Un double défi à relever pour l'hôpital

Au CHU de Rouen, tout le monde le sait, on pourra souffler quand un vaccin sera disponible. D'ici là, l'hôpital s'organise pour faire face à un éventuel deuxième pic de l'épidémie de coronavirus. Les scénarios,  les protocoles organisationnels et sanitaires sont prêts. Avec un double défi à relever : celui de parvenir à gérer l'afflux de patients Covid tout en continuant à prendre en charge toutes les autres pathologies. "Il faut qu'on s'organise sur du long terme" explique Christophe Giraud, médecin réanimateur et vice président de la Commission Médicale de l'Etablissement. "Tenir dans la durée, c'est vivre avec le virus, attendre le vaccin, et d'ici là faire en sorte qu'on traite aussi bien le Covid que le non-Covid et ça, ça va être un peu compliqué" reconnaît Christophe Giraud. 
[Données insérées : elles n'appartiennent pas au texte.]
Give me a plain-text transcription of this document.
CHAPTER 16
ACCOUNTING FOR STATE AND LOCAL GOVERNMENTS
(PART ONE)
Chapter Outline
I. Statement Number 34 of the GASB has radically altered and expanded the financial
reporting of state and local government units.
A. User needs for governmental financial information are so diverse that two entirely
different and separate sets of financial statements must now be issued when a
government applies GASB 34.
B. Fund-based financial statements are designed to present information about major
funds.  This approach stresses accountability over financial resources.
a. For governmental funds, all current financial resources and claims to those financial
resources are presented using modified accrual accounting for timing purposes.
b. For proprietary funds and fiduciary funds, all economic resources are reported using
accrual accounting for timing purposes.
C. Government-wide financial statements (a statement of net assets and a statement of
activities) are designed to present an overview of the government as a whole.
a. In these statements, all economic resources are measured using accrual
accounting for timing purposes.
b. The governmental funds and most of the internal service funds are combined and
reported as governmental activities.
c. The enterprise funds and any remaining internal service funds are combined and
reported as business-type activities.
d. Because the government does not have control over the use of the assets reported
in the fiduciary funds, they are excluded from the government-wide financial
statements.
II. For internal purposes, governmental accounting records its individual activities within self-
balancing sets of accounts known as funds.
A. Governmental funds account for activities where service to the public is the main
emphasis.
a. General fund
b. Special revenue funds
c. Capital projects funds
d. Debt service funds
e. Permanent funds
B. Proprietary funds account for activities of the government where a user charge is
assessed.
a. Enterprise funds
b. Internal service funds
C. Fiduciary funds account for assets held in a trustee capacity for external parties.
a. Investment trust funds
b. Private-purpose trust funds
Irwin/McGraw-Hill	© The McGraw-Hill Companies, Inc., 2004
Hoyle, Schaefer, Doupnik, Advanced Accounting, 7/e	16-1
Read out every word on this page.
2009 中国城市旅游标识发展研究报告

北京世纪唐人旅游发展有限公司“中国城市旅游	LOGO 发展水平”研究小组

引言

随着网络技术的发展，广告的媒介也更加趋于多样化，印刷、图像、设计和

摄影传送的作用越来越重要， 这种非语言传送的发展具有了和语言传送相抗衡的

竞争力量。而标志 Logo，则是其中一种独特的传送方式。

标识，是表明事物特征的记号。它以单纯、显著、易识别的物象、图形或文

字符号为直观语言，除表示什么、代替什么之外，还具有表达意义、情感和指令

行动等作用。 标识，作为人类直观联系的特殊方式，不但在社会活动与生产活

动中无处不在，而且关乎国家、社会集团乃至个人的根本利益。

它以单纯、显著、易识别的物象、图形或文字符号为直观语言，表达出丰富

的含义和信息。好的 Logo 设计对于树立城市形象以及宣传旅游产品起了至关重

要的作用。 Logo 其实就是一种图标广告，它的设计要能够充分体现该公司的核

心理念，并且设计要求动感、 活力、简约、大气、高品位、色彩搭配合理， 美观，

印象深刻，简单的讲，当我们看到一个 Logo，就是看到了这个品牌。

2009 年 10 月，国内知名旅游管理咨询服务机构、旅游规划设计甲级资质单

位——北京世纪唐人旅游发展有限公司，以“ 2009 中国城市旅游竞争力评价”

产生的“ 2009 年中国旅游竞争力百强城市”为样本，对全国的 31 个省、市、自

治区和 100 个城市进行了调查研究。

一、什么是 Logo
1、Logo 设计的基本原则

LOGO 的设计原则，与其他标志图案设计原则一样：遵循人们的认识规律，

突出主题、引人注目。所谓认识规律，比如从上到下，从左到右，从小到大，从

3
Armand, infirmier, devant le mur de la salle de staff où s'affichent les mots de remerciementsau personnel soignant.
Armand, infirmier, devant le mur de la salle de staff où s'affichent les mots de remerciementsau personnel soignant. © Radio France - Christine Wurtz

Dans le service, on croise les doigts pour que le pic ne soit pas trop fort. Personne n'a envie de revivre la situation que le CHU a connue en mars-avril, même si l'hôpital a pu prendre en charge tous les patients qui devaient l'être. En témoignent les nombreux dessins, photos, mots d'enfants remerciant le personnel soignant affichés dans la salle de staff. Ils boostent encore le moral des troupes dans la perspective d'une possible deuxième vague. Depuis le début de l'épidémie, le CHU de Rouen a traité 474 malades du Covid. Parmi eux, 64 sont décédés.